Это не стало для меня новостью.
— Я хоть и не Крот, но об элементарных вещах имею некоторое понятие.
— Знаю я твои понятия, — разозлился Сашка и резко шагнул вперед. — С тех пор, как Безликий погиб, так ты глаз от рюмки не поднимаешь. Ты хоть понимаешь, что за время своей алкогольной карьеры деградировала настолько, что уже нет сил смотреть!?
— Намекаешь, что я стала хуже соображать? — прищурилась я, тоже шагнув ему навстречу. Теперь мы с Сашкой стояли впритык друг к другу, злобно сверкая глазами и пыхтя как две больные астмой панды.
— Намекаю, — прошипел Седой, склонившись к моему лицу, — что ты в два раза снизила свой потенциал. Ты, видимо, не осознаешь всю опасность ситуации — еще пару лет такой жизни, и ты вообще не сможешь управлять собой.
— Кстати об этом, — зашипела я в ответ. — Как там поживает твой младший братец?
— А как поживает Алтай? — Сашка растянул губы в хищной улыбке. — Поразительно, как это вы так столкнулись?
— Совершенно случайно! — заявила я, а после не выдержала, сделала шаг назад и глубоко вздохнула, пытаясь успокоиться. Под требовательным взглядом бывшего напарника сделать это было крайне сложно, а потому:
— Мне надо идти. У меня дела.
— Какие у тебя могут быть дела? В кабак опаздываешь? Где-то бесплатно наливают? — он глянул на часы. — Ну да, уже четыре часа дня, а ты все еще трезвая.
— Да пошел ты, — я развернулась и зашагала по переулку, громко топая и со злостью пиная камушки, попадающиеся на дороге.
— Стой, — Сашка догнал меня в мгновение ока, и, схватив за руку, дернул на себя.
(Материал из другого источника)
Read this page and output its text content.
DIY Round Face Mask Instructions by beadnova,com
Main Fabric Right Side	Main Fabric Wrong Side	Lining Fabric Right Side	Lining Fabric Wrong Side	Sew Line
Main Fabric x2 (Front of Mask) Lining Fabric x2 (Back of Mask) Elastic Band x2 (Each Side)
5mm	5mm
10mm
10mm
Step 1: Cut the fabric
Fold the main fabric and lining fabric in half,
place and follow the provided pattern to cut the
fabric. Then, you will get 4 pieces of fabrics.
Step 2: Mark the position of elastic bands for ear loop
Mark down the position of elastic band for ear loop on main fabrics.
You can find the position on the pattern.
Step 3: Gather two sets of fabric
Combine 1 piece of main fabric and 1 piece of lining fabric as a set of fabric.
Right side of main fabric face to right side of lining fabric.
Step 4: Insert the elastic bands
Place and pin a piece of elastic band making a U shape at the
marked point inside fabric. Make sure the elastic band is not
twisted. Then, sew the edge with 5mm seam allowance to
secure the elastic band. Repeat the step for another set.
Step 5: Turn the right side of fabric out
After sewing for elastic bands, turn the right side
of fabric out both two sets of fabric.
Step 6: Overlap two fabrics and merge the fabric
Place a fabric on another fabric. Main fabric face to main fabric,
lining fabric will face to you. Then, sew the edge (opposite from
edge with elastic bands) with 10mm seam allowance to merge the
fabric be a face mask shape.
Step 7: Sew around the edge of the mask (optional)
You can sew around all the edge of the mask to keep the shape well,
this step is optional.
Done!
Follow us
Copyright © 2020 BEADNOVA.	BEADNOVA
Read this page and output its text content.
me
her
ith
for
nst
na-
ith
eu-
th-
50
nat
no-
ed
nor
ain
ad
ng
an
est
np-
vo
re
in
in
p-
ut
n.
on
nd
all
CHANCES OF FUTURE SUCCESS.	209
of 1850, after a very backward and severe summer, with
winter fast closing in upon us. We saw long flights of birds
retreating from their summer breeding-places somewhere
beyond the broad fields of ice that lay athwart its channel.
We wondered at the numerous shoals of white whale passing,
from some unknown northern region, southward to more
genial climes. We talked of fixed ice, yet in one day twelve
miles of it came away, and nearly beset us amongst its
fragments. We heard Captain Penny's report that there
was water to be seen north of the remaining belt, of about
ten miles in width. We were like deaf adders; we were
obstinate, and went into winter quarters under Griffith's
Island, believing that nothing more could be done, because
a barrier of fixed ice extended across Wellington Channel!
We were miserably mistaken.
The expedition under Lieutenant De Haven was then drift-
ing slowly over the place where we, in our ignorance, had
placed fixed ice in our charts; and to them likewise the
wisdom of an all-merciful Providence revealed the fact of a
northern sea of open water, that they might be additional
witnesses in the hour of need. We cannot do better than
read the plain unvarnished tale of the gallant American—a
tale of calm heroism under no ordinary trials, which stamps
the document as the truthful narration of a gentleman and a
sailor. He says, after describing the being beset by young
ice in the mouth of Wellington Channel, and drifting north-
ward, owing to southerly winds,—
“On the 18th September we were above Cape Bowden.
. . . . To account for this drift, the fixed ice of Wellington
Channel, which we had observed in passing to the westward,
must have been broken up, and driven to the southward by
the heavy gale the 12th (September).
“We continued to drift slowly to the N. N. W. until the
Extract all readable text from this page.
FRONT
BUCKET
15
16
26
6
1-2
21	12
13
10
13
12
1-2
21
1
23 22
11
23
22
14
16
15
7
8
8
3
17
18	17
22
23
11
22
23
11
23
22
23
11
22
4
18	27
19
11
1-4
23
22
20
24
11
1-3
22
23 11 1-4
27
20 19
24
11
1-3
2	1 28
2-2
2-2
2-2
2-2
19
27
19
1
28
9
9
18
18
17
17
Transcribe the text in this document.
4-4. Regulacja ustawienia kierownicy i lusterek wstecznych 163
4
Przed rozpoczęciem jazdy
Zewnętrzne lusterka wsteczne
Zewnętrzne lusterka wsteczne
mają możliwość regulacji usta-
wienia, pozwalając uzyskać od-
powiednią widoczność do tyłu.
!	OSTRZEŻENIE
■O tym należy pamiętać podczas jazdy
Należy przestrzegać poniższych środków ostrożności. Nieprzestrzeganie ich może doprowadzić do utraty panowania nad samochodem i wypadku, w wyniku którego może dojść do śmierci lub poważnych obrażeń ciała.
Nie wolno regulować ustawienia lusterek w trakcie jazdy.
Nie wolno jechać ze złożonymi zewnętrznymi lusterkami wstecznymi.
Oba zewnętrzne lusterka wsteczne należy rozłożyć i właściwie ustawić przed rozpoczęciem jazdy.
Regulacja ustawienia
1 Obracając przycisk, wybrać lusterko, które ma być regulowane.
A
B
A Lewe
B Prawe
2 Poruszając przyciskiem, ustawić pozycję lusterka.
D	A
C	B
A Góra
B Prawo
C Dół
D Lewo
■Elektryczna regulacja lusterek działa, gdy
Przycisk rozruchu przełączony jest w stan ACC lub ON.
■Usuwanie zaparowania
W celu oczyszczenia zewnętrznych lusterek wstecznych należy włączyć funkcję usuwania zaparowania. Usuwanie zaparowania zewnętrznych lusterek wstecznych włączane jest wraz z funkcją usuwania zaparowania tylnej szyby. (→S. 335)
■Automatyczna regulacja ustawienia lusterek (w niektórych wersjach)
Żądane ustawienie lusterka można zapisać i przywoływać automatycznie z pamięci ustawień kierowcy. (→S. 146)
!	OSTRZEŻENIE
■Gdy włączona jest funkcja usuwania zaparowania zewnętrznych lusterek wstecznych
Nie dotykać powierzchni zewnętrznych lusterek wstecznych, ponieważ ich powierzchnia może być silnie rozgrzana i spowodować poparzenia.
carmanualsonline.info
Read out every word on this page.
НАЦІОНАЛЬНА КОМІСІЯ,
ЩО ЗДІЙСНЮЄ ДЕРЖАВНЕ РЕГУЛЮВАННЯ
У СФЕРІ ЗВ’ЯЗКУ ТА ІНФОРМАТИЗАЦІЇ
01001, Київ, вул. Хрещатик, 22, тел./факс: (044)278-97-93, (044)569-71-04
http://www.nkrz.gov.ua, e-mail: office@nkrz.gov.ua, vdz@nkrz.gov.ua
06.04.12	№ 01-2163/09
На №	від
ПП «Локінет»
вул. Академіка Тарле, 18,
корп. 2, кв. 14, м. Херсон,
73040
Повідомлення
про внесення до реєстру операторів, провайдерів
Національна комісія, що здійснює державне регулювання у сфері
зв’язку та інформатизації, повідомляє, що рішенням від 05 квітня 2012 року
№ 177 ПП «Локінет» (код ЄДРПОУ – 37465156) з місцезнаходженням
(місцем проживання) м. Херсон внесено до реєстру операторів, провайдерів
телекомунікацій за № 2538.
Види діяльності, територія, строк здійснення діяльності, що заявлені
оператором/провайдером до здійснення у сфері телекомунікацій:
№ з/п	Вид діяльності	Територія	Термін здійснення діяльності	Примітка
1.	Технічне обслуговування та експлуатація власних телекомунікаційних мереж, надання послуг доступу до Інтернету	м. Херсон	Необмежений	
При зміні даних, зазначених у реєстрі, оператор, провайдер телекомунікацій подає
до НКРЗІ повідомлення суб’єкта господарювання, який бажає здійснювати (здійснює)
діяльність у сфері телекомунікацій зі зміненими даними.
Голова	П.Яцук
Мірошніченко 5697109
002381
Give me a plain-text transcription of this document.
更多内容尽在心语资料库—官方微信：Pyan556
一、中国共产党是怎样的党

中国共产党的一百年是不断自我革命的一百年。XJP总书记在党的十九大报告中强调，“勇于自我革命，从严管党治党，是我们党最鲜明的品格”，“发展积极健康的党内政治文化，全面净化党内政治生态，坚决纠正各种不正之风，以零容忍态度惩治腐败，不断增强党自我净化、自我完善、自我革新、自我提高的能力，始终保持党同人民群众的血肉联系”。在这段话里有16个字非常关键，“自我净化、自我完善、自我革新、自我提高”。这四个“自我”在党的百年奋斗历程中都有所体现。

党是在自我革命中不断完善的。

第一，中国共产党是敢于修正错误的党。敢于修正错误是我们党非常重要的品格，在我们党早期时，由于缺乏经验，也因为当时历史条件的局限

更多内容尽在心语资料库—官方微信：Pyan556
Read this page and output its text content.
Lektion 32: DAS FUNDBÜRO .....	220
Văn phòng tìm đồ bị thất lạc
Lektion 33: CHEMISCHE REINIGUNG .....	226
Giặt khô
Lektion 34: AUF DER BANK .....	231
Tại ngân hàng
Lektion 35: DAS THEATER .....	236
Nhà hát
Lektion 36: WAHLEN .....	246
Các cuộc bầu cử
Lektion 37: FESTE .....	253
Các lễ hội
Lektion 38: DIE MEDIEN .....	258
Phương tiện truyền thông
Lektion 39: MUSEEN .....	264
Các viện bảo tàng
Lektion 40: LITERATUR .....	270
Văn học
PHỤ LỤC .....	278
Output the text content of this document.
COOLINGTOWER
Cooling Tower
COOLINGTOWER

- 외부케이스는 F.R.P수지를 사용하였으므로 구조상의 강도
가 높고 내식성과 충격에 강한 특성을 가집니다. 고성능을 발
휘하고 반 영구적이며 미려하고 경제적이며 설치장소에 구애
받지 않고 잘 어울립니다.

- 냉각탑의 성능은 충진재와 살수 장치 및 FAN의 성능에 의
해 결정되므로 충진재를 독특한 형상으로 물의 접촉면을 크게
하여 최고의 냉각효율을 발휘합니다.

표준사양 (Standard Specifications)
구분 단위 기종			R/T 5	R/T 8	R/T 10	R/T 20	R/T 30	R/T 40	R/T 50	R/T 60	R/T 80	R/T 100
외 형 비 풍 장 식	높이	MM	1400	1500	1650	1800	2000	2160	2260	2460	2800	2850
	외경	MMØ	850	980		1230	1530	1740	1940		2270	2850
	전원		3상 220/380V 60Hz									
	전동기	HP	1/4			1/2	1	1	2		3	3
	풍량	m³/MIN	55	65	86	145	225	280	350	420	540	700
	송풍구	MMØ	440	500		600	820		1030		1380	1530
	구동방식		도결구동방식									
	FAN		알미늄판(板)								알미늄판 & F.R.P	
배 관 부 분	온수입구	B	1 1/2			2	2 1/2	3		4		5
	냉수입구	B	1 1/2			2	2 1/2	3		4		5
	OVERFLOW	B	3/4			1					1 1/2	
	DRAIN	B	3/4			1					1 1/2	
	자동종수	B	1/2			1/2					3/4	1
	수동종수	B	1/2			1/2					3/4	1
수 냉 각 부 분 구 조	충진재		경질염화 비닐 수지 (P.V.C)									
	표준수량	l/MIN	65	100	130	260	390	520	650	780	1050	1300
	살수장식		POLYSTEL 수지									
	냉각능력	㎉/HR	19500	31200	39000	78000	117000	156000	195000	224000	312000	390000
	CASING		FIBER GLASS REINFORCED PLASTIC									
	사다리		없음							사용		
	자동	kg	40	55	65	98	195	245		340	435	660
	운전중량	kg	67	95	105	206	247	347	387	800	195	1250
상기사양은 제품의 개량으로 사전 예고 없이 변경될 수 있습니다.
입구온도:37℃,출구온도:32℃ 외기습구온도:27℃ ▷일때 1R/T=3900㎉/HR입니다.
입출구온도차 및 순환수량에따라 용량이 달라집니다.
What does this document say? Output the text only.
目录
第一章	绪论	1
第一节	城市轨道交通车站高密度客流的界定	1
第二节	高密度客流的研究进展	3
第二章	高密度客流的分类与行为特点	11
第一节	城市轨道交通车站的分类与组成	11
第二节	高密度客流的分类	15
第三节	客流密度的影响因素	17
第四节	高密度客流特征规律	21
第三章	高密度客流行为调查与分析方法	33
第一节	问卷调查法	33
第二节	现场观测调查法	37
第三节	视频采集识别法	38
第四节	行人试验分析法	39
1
— Отпусти, — потребовала я, но вырываться не пыталась. По опыту знала, что процедура освобождения из его стальной хватки болезненная и бесполезная. Сам отпустит, когда держать надоест. А надоедает ему обычно быстро. Об этом красноречиво свидетельствует череда Сашкиных любовниц, настолько длинная, что если начать составлять список, то на третий день устанешь и плюнешь на это зряшное дело.
— Куда ты собралась? — он отпустил мою руку и достал ключи. — Я подвезу.